A Câmara Municipal de Maringá analisa um Projeto de Lei (PL) que estabelece instruções para a utilização controlada de medicamentos destinados ao tratamento da obesidade no Sistema Único de Saúde (SUS).
O PL nº 18.020/2026, prevê, prioritariamente, o uso de medicamentos análogos do GLP-1, como tirzepatida e liraglutida, para pacientes selecionados segundo critérios clínicos.
O texto determina que o uso dos medicamentos tenha caráter excepcional, complementar e supervisionado, sem substituir medidas como acompanhamento nutricional, prática de atividades físicas e demais ações de promoção da saúde.
De acordo com a proposta, poderão participar da iniciativa moradores cadastrados no sistema municipal de saúde, com diagnóstico de obesidade e que atendam a critérios técnicos e clínicos definidos pela Secretaria Municipal de Saúde. O texto prevê prioridade para casos de obesidade grave ou acompanhados de comorbidades, além de avaliação médica individualizada e verificação de possíveis contraindicações.
O fornecimento dos medicamentos também ficaria condicionado à disponibilidade orçamentária e financeira do município, à aquisição regular dos produtos e à avaliação periódica dos resultados clínicos. Além disso, o projeto estabelece que o município não deverá fornecer um medicamento que já esteja sendo disponibilizado pelo Estado ou pela União dentro de políticas públicas de maior abrangência.
Prefeitura ainda vai analisar proposta
Procurada sobre o projeto, a Secretaria de Saúde de Maringá informou que ainda aguarda o recebimento do texto para análise e deliberação. Segundo a pasta, a avaliação deverá considerar a Política Nacional de Assistência Farmacêutica, a incorporação dos medicamentos aos protocolos clínicos e as diretrizes terapêuticas adotadas pelo SUS.
A Secretaria também informou que o projeto deverá ser apreciado pelo Conselho Municipal de Saúde de Maringá.
A manifestação indica que, neste momento, a Prefeitura ainda não definiu se a proposta poderá ser implementada na rede municipal nem quais medicamentos poderiam efetivamente ser disponibilizados por meio do programa.
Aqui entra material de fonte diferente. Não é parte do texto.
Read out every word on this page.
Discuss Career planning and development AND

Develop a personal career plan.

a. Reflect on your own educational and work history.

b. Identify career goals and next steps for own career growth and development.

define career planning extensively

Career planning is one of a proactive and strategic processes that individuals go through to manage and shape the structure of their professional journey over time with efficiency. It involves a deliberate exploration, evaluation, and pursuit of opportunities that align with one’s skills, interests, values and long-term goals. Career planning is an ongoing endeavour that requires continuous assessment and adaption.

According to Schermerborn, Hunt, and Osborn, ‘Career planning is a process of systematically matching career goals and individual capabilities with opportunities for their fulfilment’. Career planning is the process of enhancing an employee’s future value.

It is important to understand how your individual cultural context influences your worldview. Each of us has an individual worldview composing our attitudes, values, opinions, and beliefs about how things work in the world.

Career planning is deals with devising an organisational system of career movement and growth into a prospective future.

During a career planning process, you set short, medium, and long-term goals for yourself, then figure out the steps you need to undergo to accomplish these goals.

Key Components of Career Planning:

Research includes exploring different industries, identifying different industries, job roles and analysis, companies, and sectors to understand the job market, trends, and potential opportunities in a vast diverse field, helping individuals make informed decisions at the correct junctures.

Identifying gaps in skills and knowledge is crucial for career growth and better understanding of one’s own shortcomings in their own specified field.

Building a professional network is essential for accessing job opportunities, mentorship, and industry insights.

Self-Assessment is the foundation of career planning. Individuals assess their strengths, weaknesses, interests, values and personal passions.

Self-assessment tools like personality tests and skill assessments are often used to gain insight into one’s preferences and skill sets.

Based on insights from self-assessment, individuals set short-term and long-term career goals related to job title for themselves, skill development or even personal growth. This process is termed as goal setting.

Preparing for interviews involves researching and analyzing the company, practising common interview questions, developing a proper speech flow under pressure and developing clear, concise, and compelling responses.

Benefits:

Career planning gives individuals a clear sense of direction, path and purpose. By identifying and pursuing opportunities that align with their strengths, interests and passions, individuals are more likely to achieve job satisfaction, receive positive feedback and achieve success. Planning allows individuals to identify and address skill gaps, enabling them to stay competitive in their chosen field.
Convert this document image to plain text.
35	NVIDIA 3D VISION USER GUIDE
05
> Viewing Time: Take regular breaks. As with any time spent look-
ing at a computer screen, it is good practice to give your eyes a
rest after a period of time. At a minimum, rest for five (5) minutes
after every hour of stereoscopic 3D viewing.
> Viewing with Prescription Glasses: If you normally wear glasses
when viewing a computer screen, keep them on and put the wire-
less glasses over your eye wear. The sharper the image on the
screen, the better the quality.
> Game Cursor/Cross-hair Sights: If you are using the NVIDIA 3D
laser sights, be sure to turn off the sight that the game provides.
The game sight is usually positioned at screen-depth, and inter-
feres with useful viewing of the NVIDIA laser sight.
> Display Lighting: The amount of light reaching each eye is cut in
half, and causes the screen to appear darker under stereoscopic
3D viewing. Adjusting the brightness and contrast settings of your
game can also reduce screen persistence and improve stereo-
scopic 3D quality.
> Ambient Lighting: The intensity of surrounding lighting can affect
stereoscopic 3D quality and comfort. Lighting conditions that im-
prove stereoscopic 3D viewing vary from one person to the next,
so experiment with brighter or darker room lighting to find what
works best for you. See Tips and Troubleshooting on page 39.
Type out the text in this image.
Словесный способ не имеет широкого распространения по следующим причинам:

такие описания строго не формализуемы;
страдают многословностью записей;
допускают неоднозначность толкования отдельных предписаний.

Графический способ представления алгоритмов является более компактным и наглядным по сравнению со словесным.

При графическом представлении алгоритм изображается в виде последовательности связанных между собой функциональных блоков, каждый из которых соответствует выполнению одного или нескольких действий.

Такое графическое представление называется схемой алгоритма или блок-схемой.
Vereador diz que proposta está em discussão com Executivo
O vereador William Gentil, autor da proposta, afirmou que o projeto prevê acompanhamento médico e multiprofissional dos pacientes e que a intenção não é limitar a iniciativa à distribuição dos medicamentos.
Segundo o parlamentar, houve manifestação da Secretaria da Fazenda contrária à proposta relacionada à disponibilidade de recursos para a aquisição dos medicamentos. William também afirmou que o jurídico da Câmara não apontou impedimento legal para a tramitação e que o assunto vem sendo discutido com o Poder Executivo.
A proposta ainda precisa passar pelos trâmites legislativos antes de uma eventual implementação.
Mercado irregular chama atenção em Maringá
A discussão sobre o acesso aos medicamentos ocorre em um cenário em que as chamadas “canetas emagrecedoras” também passaram a circular de forma irregular na cidade.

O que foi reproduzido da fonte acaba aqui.